Georgia employers are almost certainly going to pay higher unemployment insurance taxes next year and jobless workers may see a cut in benefits.
That’s because the state owes $721 million to the federal government — money it borrowed to pay its share of unemployment benefits. Only the first interest payment — $22 million due next month — has been accounted for.
I sat down with state Labor Commissioner Mark Butler to see how he plans to repay the principal and make future interest payments. Butler has assembled a task force in his department to come up with a long-term game plan. The task force, which has been meeting since May, plans to offer its recommendations to Butler later this month. After he decides on a course of action, the ball will be passed to the governor and state Legislature, which will have to act when it convenes in January.
But before we get into what the task force is considering, here’s a little background.

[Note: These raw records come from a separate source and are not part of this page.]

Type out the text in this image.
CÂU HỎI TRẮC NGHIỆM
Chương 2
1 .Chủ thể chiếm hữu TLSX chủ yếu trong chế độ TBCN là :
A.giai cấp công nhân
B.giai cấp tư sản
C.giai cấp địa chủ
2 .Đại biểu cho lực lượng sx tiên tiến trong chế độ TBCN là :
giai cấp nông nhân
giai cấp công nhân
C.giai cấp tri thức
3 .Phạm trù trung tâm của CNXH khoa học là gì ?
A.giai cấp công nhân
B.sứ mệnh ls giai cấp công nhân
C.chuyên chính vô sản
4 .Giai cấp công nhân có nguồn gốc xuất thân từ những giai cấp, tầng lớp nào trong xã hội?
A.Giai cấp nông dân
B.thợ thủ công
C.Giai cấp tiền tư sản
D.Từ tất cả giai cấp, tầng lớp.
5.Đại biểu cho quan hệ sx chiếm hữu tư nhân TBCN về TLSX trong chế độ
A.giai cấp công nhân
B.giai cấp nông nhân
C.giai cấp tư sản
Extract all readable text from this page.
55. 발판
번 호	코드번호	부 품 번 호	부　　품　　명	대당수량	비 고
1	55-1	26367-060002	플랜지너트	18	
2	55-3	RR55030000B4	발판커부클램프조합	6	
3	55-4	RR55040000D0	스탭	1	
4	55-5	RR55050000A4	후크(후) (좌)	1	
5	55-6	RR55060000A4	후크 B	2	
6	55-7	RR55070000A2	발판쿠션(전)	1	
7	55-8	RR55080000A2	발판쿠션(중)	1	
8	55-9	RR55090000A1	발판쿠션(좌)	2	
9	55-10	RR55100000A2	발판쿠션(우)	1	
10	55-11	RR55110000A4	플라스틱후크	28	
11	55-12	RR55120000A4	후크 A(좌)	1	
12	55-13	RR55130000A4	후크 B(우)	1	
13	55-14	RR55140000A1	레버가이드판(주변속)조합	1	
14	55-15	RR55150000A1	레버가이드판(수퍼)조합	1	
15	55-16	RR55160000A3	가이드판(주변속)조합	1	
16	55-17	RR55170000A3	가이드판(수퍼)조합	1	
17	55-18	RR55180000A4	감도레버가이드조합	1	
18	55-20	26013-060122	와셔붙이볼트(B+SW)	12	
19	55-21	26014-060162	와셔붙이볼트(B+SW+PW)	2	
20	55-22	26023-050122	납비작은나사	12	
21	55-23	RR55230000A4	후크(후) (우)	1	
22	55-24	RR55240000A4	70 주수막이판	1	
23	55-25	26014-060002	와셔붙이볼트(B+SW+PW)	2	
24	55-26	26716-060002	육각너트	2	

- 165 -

Georgia, like most other states, started borrowing during the Great Recession so it could continue to pay benefits to laid-off workers. We’re not talking about extended federal benefits here, which give some jobless workers as many as 73 weeks of additional coverage after the state’s payments are exhausted. We’re talking about the state’s responsibility, which is the first 26 weeks of benefits.
To cover those 26 weeks, Georgia employers pay unemployment insurance taxes into a special fund. Annual payments average $187 per employee. But, with our abnormally high unemployment rate, the fund started running out of money in December 2009. That’s when the first borrowing occurred, and the tab is now $721,080,472.
To repay the money, the task force has been considering many options. Not all will be recommended, but more than one option will be needed to cover the debt. Ideas include:
– Raising employer taxes, which Butler said he will try to limit as much as possible so job creation is not stifled. Companies pay two unemployment insurance taxes. Because of the outstanding loan, the federal portion of the tax will rise next year by $21 per employee, officials said. The state’s portion of the tax, which increased 35 percent this year, could rise again. Butler already is empowered to increase the tax rate by another 15 percent, but he’s leaning against doing that.
– Cutting weekly jobless benefits, which average $260 now.
– Reducing the number of weeks — now 26 — that state benefits are paid.
– Revamping the current system. For example, employers only pay taxes on a worker’s first $8,500 of annual income. That could be raised under one proposal being considered.
– Borrowing money to repay the entire loan. But there are legal complications, including the likelihood that a constitutional amendment would be required to do that.
There is a sliver of good news amid these depressing options. For the past three months, the state has not needed to borrow more money, largely because initial claims have declined.
“We should have enough money to pay unemployment benefits [without borrowing] for the rest of the year,” Butler said.